Fliway Group seeks up to $44.5 million in first IPO of the year
Fliway Group, the independent transport and logistics provider, is seeking to raise between $27.3million and $44.5 million through the first initial public offering on the NZX this year.
The prospectus to be registered this afternoon is expected to value the company at around $70 million to $75 million.
The 18-year-old company is owned by Duncan Hawkesby, the son of former broadcaster John Hawkesby, and his wife Gretchen, who is the daughter of New Zealand's richest man, Graeme Hart. The pair will retain between 30 to 50 percent of the company following the IPO.
Hart provided seed capital for the pair to buy the business in 2006 which has since been repaid in full, Hawkesby said.
"He's a great guy to have around the dinner table and bounce things off," he said.
Hawkesby will remain managing director of the company which is forecast to make $85 million in revenue and $4.5 million in net profit after tax in the financial year ending December 2015.
The offer will be attractive to investors seeking yield income as the company will pay out between 50 and 70 percent of NPAT in dividends, amounting to a 7.8 per cent yield and a total $2.25 million to $3.15 million this financial year.
Hawkesby said the IPO will help raise the profile of Fliway and broaden its shareholder base, while giving the company access to capital in the future. The money raised will mainly go to the Hawkesbys, who are currently the sole shareholders, with $9.3 million left in as new capital. Of that, $6.5 million will be used to reduce the company's debt to $12.5 million post IPO.
Craig Stobo is chairman of the company while Alan Isaac has been appointed as independent director. The closing date for the offer will be April 1 and it's expected to trade on the NZX main board by April 9, with the first dividend due for payment in September this year.

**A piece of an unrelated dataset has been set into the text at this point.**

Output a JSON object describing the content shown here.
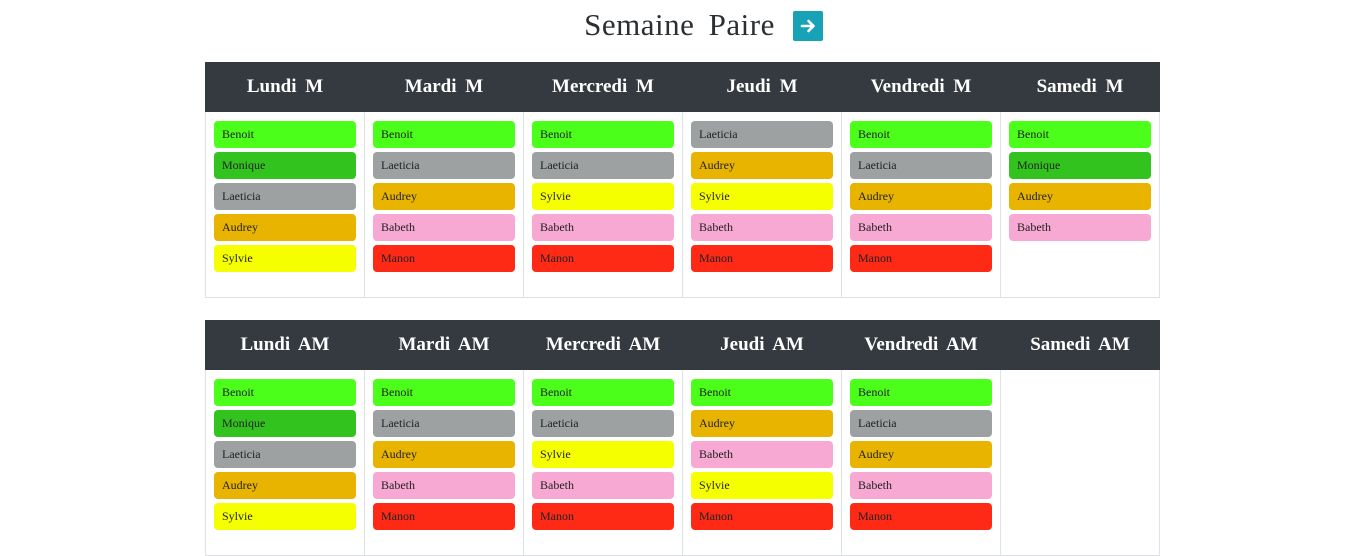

The company's primary activities are transporting and warehousing freight throughout New Zealand and co-ordinating freight movements internationally, including customs clearance. It has 450 staff, 170 vehicles in its fleet, 11 branches and five warehouses around New Zealand.
Hawkesby said Fliway's point of difference was dealing with specialised freight that can be hard to handle in sectors such as consumer electronics, commercial refrigeration and computers. It also has a hub and spoke delivery model where it can add value on the so-called last mile of delivery. He used the example of delivering a commercial fridge to a dairy where Fliway would transport the cabinet and light box to the shop and then bolt the two together.
It also owns half of UPS-Fliway, a joint venture its had for the past 17 years with UPS, one of the world's largest package delivery companies.
Hawkesby said it was looking to expand courier deliveries and build or acquire into new sectors, such as dangerous goods, refrigerated transport or bulk liquid haulage.
Fliway has grown revenue 45 percent since Hawkesby took over as managing director in 2006.
It has generated strong free cash flow of $19 million in the past eight years after capital expenditure which has allowed it to fund growth internally while still investing in the business and repaying debt. Capital expenditure was beefed up to $14.6 million in the past two years as it upgraded some of its fleet and invested in more salespeople to drive growth, but future capex is forecast much lower at $2.4 million per annum.
In a recent report on the state of the local equity market, law firm Chapman Tripp suggested up to 20 companies could float this year, compared to the 16 listings on the main board and NZAX last year.